Tutorial #3 – Building Flexible Audio DDSP Pipelines: A Case Study on Artificial Reverb


Gloria Dal Santo (Aalto University)

This tutorial focuses on Differentiable Digital Signal Processing (DDSP) for audio synthesis, an approach that applies automatic differentiation to digital signal processing operations. By implementing signal models in a differentiable manner, it becomes possible to backpropagate loss gradients through their parameters, enabling data-driven optimization without losing domain knowledge.
DDSP has gained popularity due to its domain-appropriate inductive biases, yet it still presents several challenges. The parameters of differentiable models are often constrained by stability conditions, affected by non-uniqueness issues, and may belong to different domains and distributions, making optimization nontrivial.
This tutorial provides an overview of these limitations and introduces FLAMO, a library designed to facilitate more flexible training pipelines. A key focus will be on loss functions: how to select appropriate ones, insights from perceptually informed losses, and techniques for validating them.
Demonstrations will use FLAMO, an open-source Python library built on PyTorch’s automatic differentiation framework. Practical examples will primarily centre on recursive systems for artificial reverberation applications.

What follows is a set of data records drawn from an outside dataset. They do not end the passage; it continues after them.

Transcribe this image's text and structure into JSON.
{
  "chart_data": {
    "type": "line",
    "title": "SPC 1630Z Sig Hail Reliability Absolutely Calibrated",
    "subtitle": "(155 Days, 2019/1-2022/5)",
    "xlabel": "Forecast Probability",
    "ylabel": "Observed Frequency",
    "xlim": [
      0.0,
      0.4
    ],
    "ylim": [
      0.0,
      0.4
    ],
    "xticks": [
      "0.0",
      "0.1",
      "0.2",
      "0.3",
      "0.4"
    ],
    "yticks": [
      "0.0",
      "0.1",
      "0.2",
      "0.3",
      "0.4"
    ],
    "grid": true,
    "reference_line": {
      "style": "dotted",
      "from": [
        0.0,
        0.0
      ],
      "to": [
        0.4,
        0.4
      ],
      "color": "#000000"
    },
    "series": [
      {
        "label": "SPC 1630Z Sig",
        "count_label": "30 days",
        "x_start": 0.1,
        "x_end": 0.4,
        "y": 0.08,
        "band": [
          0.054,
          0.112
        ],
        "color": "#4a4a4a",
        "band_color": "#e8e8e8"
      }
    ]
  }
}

Gloria Dal Santo received the M.Sc. degree in electrical and electronic engineering from the Ecole Polytechnique Fédérale de Lausanne, Lausanne, Switzerland in 2022, during which she interned at the Audio Machine Learning team at Logitech.
She is currently working toward a Doctoral degree with the Acoustics Lab, at Aalto University, Espoo, Finland. Her research interests include artificial reverberation and audio applications of machine learning, with a focus on designing more robust and psychoacoustically informed systems.

Tutorial #4 – Plausible Editing of our Acoustic Environment


Annika Neidhardt (Institute of Sound Recording, University of Surrey)

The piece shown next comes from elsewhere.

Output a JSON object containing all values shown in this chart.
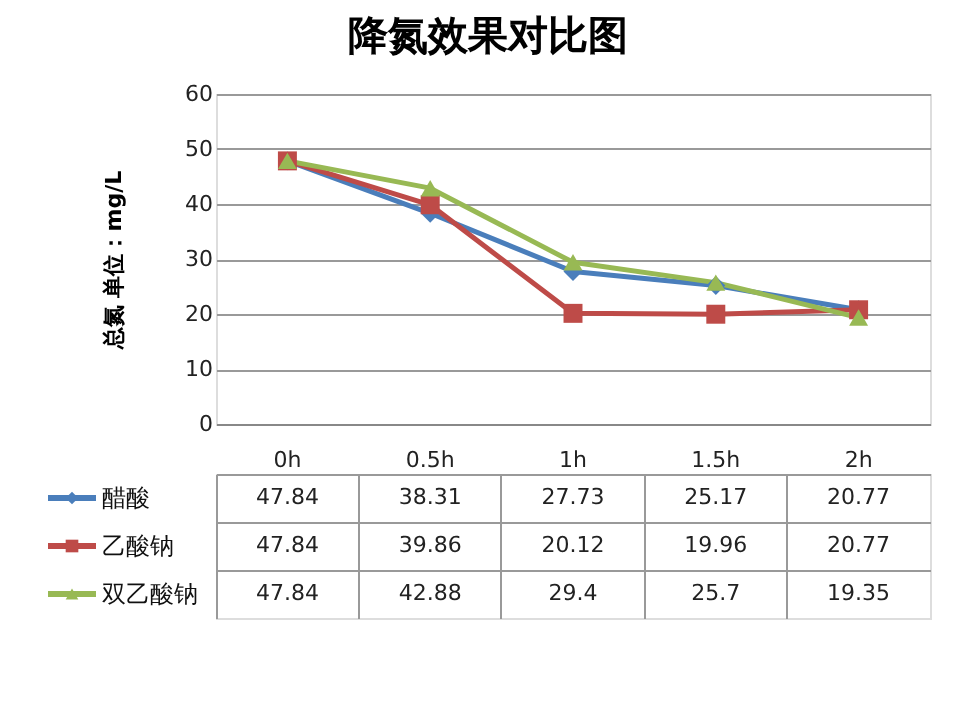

The technology and methods for creating spatial auditory illusions have evolved phenomenally to the point where we can create illusions that cannot be distinguished from reality anymore. However, so far, such convincing quality can only be achieved with accurate knowledge about the target environment based on measurements or detailed modelling. Rendering virtual content into previously unknown environments remains a challenge. Quick automatic characterisation of its acoustic properties is necessary. Which information do we need to extract to render convincing illusions? Moreover, to what extent can we become creative in manipulating the appearance of the actual environment without compromising its plausibility and vividness? This tutorial will give insight into the perceptual requirements for rendering audio for Augmented and Extended Reality.

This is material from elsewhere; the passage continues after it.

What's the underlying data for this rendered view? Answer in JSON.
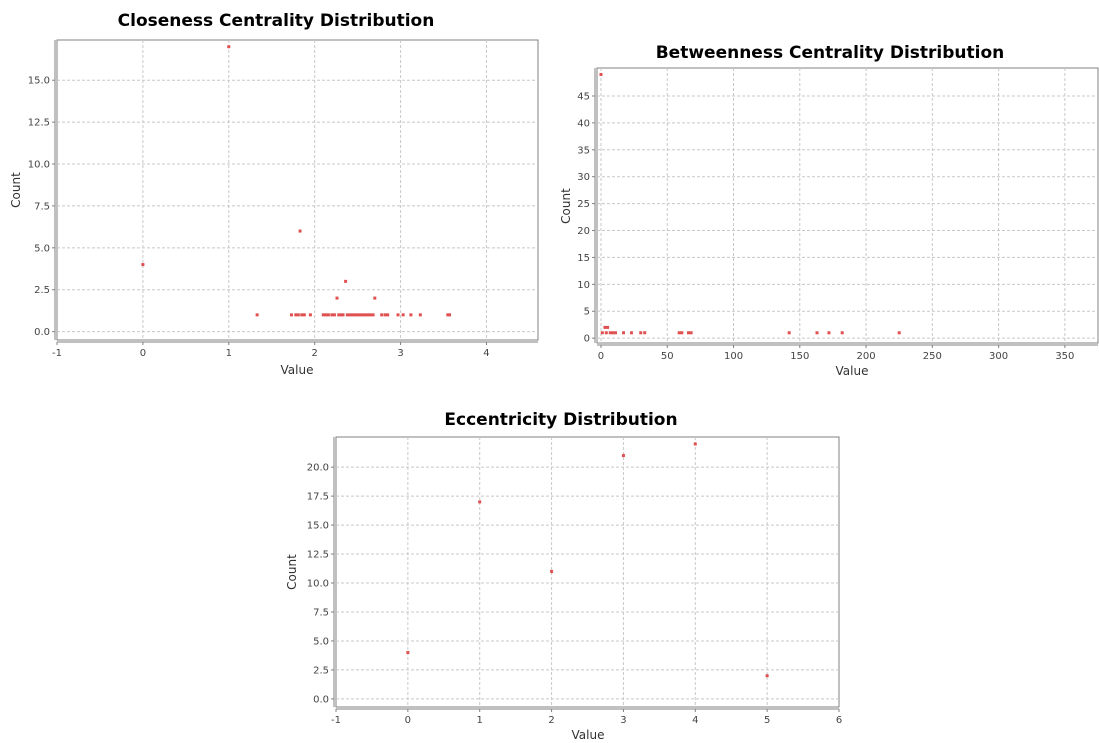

Annika Neidhardt is a Senior Research Fellow in Immersive Audio at the University of Surrey. She has been an active researcher of related topics for more than 10 years. She holds an MSc in Electrical Engineering (Automation & Robotics) from Technische Universität Chemnitz and an MSc in Audio Engineering (Computermusic & Multimedia) from the University for Music and Performing Art Graz. After three years in advanced development and applied science, she started her own research project at Technische Universität Ilmenau in the group of Karlheinz Brandenburg in 2017 on 6DoF binaural audio and related perceptual requirements and evaluation. She defended her PhD thesis on the plausibility of simplified room acoustic representations in Augmented Reality in May 2023. In addition, she conducted research on the automatic characterisation of acoustic environments, and perceptual implications for audio in Social VR and XR. Since autumn 2023, Annika continues her research at the Institute of Sound Recording in Surrey with more focus on room acoustic modelling and perceptual modelling.